Встреча однокурсников-дирижёров проходила в большой аудитории, в которой на протяжение 5 лет каждое утро собирался общий хор и с которой, поэтому, у всех многое было связано личного. Гриша вошёл в «родной класс», когда в нём уже собрались почти все. На столике возле рояля громоздился принесённый по случаю торжества телевизор. Рядом суетился долговязый лаборант из деканата, подсоединяя провода видеоплейера. «Сейчас начнётся! – отчего-то горестно подумал Гриша, – Буду показывать друг дружке видео со своих концертов, хвастаться, кто чего достиг, кто что успел сделать...» Гришу узнали сразу. К нему подошли одновременно несколько человек. Трясли руку, похлопывали по плечу, задавали какие-то вопросы. За время своего отсутствия в привычном музыкантском мире, успев побывать в мирах совершенно чуждых этому и пару раз вынырнуть оттуда обратно в этот, чтобы потом опять исчезнуть из поля зрения однокурсников, он успел, в их глазах, стать фигурой одиозной. Хотя иные уже имели звания, лауреатские регалии, афишные имена, кто-то руководил известными хоровыми коллективами, кто-то преуспел на ниве педагогики, а иные осели в родных консерваторских стенах, скоро-скоро ожидая степеней и доцентских должностей, а он вроде бы никто и звать никак, все были прекрасно осведомлены о симпатии, которую питает к нему влиятельный Зильберт, а также о таинственной криминальной истории, приключившейся с ним и из которой он вышел сухим из воды не без участия известнейшего в городе адвоката Вольфензона. Словом, от появления Гриши ожидалась если не сенсация, то, уж во всяком случае, нечто весьма и весьма интересное. Поэтому, когда на естественный вопрос одной из самых симпатичных на курсе девушек о том, где он и чем сейчас занят, он ответил, что преподаёт музыку в общеобразовательной школе, по кругу собравшихся пробежала волна замешательства. Кто-то прошипел: «Шутишь!». Но это была истинная правда, и меньше всего сейчас Грише хотелось шутить. Он вообще пришёл на встречу с грустным чувством. Отказать не мог, это было бы неприлично. Сказаться больным хотел было, но после передумал. Ведь раз он решил возвращаться в музыку, начинать следовало с возвращения в общество своих однокурсников.  Это, так сказать, обязательная программа. Значит, «играй по правилам!», не отвертеться....
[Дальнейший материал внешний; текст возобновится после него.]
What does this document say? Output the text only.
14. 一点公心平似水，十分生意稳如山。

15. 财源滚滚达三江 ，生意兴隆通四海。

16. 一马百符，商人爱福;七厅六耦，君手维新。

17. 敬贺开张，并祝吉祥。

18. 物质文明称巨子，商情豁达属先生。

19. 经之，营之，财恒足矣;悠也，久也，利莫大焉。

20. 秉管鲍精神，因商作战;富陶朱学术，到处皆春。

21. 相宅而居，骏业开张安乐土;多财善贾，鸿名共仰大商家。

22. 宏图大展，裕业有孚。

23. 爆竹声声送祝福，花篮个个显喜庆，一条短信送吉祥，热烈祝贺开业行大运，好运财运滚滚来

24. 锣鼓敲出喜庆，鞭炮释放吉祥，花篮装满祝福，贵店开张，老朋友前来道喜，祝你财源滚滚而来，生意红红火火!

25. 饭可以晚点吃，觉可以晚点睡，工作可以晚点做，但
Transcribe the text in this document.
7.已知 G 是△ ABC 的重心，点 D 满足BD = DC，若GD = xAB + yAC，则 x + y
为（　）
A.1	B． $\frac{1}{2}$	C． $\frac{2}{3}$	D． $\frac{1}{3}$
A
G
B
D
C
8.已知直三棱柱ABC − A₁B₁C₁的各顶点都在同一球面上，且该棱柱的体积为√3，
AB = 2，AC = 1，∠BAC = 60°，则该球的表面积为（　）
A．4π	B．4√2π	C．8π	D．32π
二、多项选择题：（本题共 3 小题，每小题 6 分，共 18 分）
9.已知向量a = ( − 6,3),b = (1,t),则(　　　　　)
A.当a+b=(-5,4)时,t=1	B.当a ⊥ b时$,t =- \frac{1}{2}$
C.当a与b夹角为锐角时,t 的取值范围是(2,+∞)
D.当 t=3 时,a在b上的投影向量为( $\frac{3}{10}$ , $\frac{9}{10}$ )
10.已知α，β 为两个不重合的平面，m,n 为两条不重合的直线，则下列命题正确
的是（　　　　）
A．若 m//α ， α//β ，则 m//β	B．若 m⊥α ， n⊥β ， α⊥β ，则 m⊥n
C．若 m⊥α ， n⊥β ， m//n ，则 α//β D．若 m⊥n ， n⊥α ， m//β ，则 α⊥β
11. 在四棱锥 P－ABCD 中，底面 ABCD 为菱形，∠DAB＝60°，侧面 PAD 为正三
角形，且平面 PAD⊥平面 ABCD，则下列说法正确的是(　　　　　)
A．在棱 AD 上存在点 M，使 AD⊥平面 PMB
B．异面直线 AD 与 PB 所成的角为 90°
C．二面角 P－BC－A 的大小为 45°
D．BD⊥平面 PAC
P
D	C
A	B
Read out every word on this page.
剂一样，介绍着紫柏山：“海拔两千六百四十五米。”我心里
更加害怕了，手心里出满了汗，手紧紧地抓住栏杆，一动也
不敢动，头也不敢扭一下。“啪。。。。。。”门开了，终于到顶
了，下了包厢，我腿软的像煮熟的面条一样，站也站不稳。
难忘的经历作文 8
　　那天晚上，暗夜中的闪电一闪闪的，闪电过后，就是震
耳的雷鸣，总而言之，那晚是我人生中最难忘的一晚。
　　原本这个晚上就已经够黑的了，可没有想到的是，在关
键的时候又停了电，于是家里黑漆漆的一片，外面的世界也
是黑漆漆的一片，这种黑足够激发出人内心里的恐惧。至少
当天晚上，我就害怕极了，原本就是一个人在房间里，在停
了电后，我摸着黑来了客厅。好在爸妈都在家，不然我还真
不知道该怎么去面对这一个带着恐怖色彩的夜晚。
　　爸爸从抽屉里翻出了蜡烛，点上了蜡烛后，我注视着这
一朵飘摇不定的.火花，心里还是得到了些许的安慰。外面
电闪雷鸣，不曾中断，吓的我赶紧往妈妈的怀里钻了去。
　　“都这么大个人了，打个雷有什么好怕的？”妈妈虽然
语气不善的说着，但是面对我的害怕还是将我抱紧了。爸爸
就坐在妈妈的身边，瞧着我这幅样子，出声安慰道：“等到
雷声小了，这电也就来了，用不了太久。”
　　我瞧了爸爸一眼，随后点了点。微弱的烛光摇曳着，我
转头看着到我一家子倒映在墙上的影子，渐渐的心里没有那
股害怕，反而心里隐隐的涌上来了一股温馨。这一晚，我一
Встреча шла своим чередом. На экране рябили кадры концертных выступлений и мастер-классов, светских тусовок, где между прочими мелькали знакомые лица однокурсников, и заседаний учёного совета. «Видео-отчёты» сопровождались комментариями. Каждый норовил высказать своё отношение к увиденному, словно от этого зависела дальнейшая судьба. Гриша молчал. Нет, он не был совсем безучастен. Кое-что даже задевало его. Когда в одном из показанных сюжетов прозвучала Ария Травиаты в действительно неплохом исполнении бывшей однокурсницы, решившей продолжить карьеру как певица, он даже испытал настоящую радость за «серую мышку», кого на курсе и всерьёз -то не воспринимали все 5 лет, и искренне поздравил её. Но в целом, происходящее в хоровой аудитории казалось театральной постановкой провинциальной труппы, на которую он взирает с высоты второго яруса, не точно разбирая слова и совершенно не увлекаясь игрой актёров. Когда началось чаепитие, он и вовсе отключился от окружающего. Мысли завитали вокруг его школьников, к которым за месяц работы он успел привязаться. Из задумчивости его вывела реплика невесть откуда взявшегося Игоря Васильевича Румянцева. Вот уж кого никто не ждал увидеть на «домашнем» мероприятии. Проректор вошёл стремительной походкой, точно перемещался по консерватории с инспекцией и сейчас норовил уличить собравшихся в каком-нибудь грубом нарушении дисциплины. Когда он появился, в аудитории воцарилась полная тишина. И лишь очередной видеосюжет разбавлял её звуками. Румянцев поравнялся с Гришей, вскинув на него выразительные глаза:
– Рад Вас видеть, Григорий, в здравии и в порядке? Как Ваши дела? Как здоровье мамы?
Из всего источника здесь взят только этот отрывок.